Makefiles for Everyone

Published 2014-02-08

A little over two years ago I got a MacBook from work. It was my first full-time unix machine, and while I'd played with Linux in the past I always used the package manager to get software. After getting frustrated with some of the Mac installers for php and mysql, one of my colleagues recommended compiling my own software from source.

One evening I went home and tried it and found it suprisingly easy. Before long I was downloading tarballs and git cloning and compiling code from source and beginning to understand what made Linux and open source so powerful. Any time I wanted to try something out, whether it was a new nosql database or the bleeding edge of PHP, it was a three-step process:

git clone
./configure
make

I don't know C. I can pretend, sure. But not actually knowing how to write it doesn't stop me from downloading C code, compiling it, and getting it running. Sometimes make blew up. So I googled the error messages, fixed a few bugs in the code I checked out, and recompiled the code. And it worked.

make became the great equalizer. But it wasn't until later that I learned how to wield it myself.
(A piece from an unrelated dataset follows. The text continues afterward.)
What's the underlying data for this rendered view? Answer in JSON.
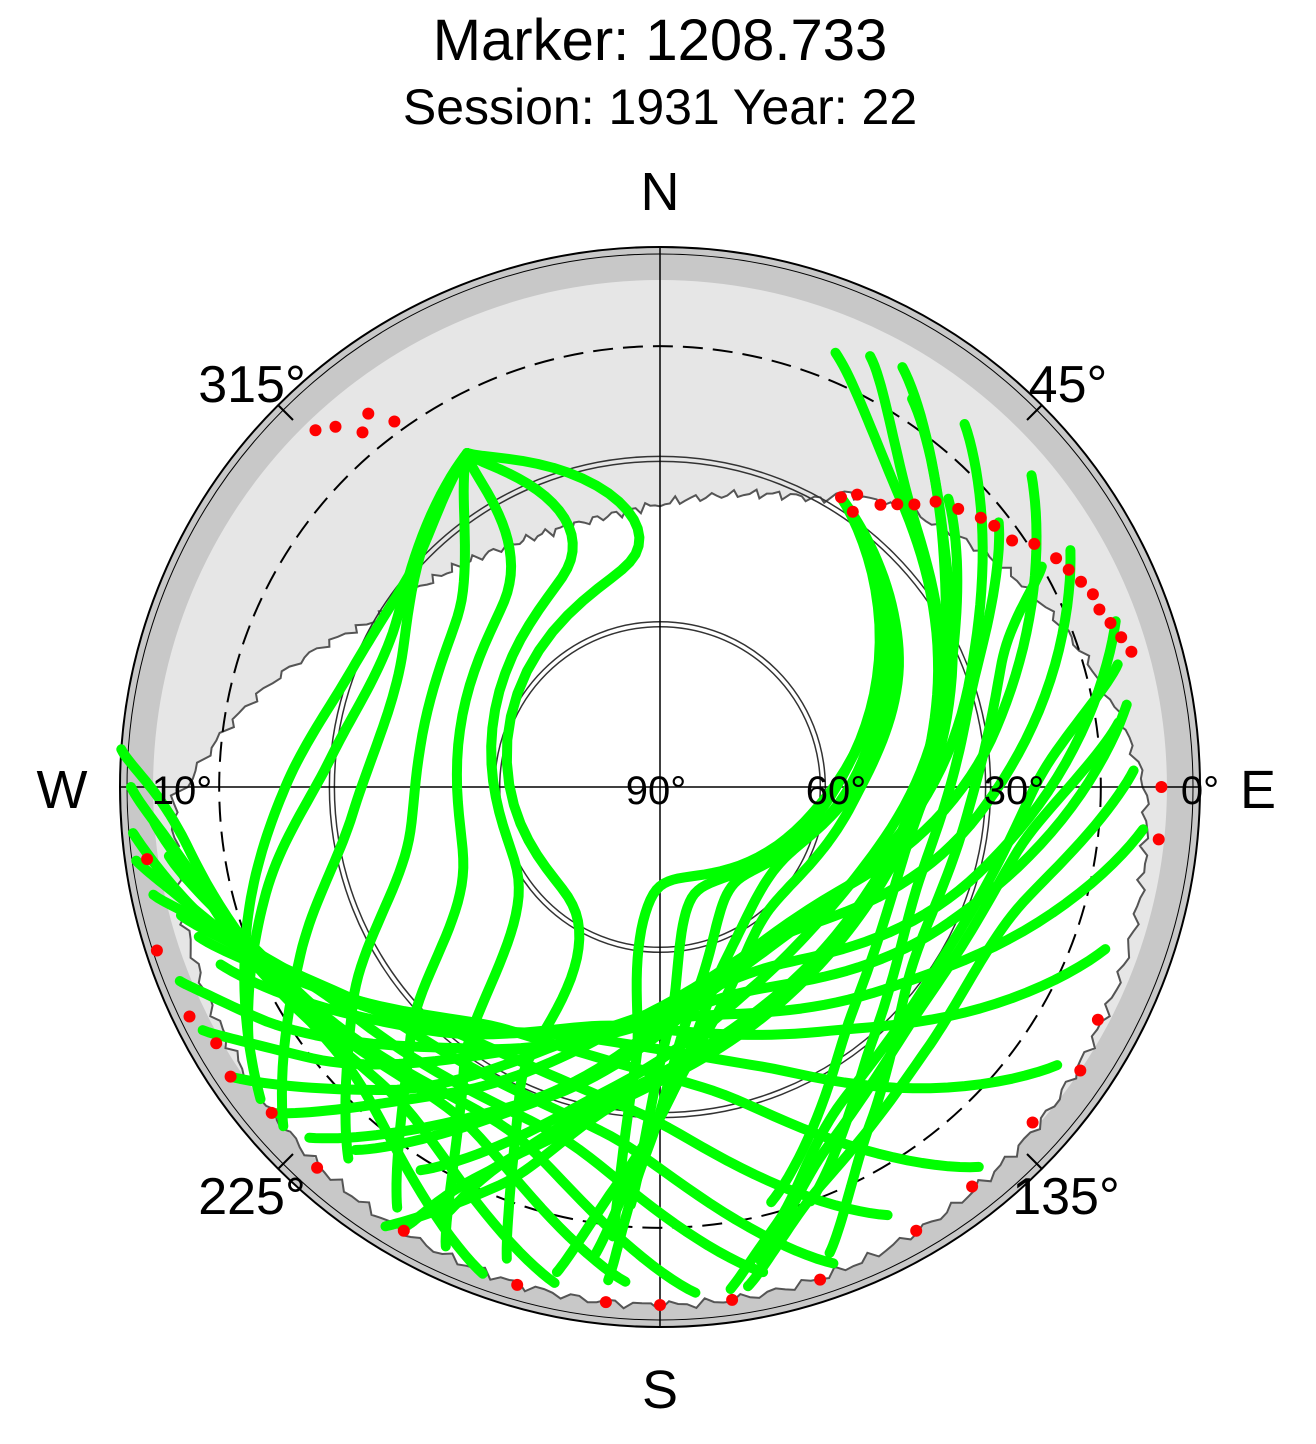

The Easy Path is the Right Path

The key to adoption of any new software, open source or otherwise, is a value proposition: Using this software will save you time. No one uses software because the icon looks nice on their desktop. They use software because it helps them accomplish some other objective, faster and more pleasantly than they could otherwise.

As a creator and evangelist of that software, it's your job to make your software as easy to use as possible. Easy to learn. Easy to install. Easy to maintain. Easy for other developers to contribute back and improve the software, so your value proposition grows over time.

If you lead a software project and you don't have a Makefile, you're missing an opportunity. It doesn't matter whether you're writing C code. It doesn't matter whether your project is open source or not. If your peers can git clone and make and try out your project in a few minutes, they're only a few edits and a pull request away from becoming a contributor. And the benefits for your core team are huge, too.

Make it a Team Habit

Remember those 15 steps to setup your project? Only 10 of which are actually in the readme? Replace them with a Makefile. The Makefile becomes your build documentation. It becomes your installer. It becomes the mentor for a new developer when you aren't around. When you are around. It runs your tests, it resolves your dependencies, and it enforces your code quality standards.

But wait! I'm using [ node.js | ruby | php | java ] and we have [ npm | gem | composer | maven].

That's fine, but why should I have to know that? I work on projects written in php, python, ruby, node.js, java, go, erlang, and scala and switch between them every day. I use a dozen different test frameworks. Some projects build into tarballs. Some into jars. Some into VMs. Do I remember which flags I need to pass to test each project I work on? Do I remember to update the readme when the test framework changes? Do my colleagues actually read the readme? The answer is "No." to all those questions.

make doesn't replace npm or mvn or your test runner. It just wraps their long, domain-specific commands in simple phrases. make. make test. make install. The commands are the same for every project. This communicates intent to your team. It quickly standardizes the way your team works. Your team can read the makefile to learn the dirty details when they need to, but they don't need to do it on day one. The added level of comfort and familiarity makes it easy to jump into a new project, and just as easy to jump into a project you last worked on 6 months ago as one you worked on yesterday.

Make the Makefile

I'd like to propose a simple convention that I've developed over a dozen or so projects, and liberally stolen from a few python guys. I've organized it more or less in the order of the software development lifecycle.

all: init test docs package
init:
    # - Install your dependencies via gem, maven, etc.
    # - Download sql dumps or copy configuration templates
    #   that a dev needs to get up and running.
    # - Install git hooks (more below)
test:
    # Run unit tests, code coverage, and linters
docs:
    # Generate your API documentation (you do have some, don't you?)
package:
    # Build a release tarball or jar or executable
dev:
    # Start up a development server or process e.g. `vagrant up` or `node server.js`
    # Bonus: open that page in the user's browser automatically
install:
    # If your project builds an executable, place it in the `$PATH`.
    # E.g. copy or symlink it into `/usr/local/bin`
deploy:
    # If you have a simple deployment mechanism, like `rsync` or `s3cmd`, let
    # the Makefile take care of it.
.PHONY: test docs

I'm sure you can come up with other verbs that may be more relevant or useful to your project, like make debug or make me a sandwich.

Some Technical Notes about Makefiles

You can learn more about writing Makefiles in the make documentation. You can also look at some examples.

Seal the Deal with Git Hooks

What if someone forgets to run the unit tests before they commit code? What if they can't forget? What if the tests run each time they commit something? Use make init to install a git pre-commit hook that runs your linter and unit tests. It's now impossible to check in broken code.

Are your colleagues seeing errors after they pull down new code? Install a post-merge hook that runs make to resolve any new dependencies that came in from an update, and runs unit tests to verify the merge succeeded.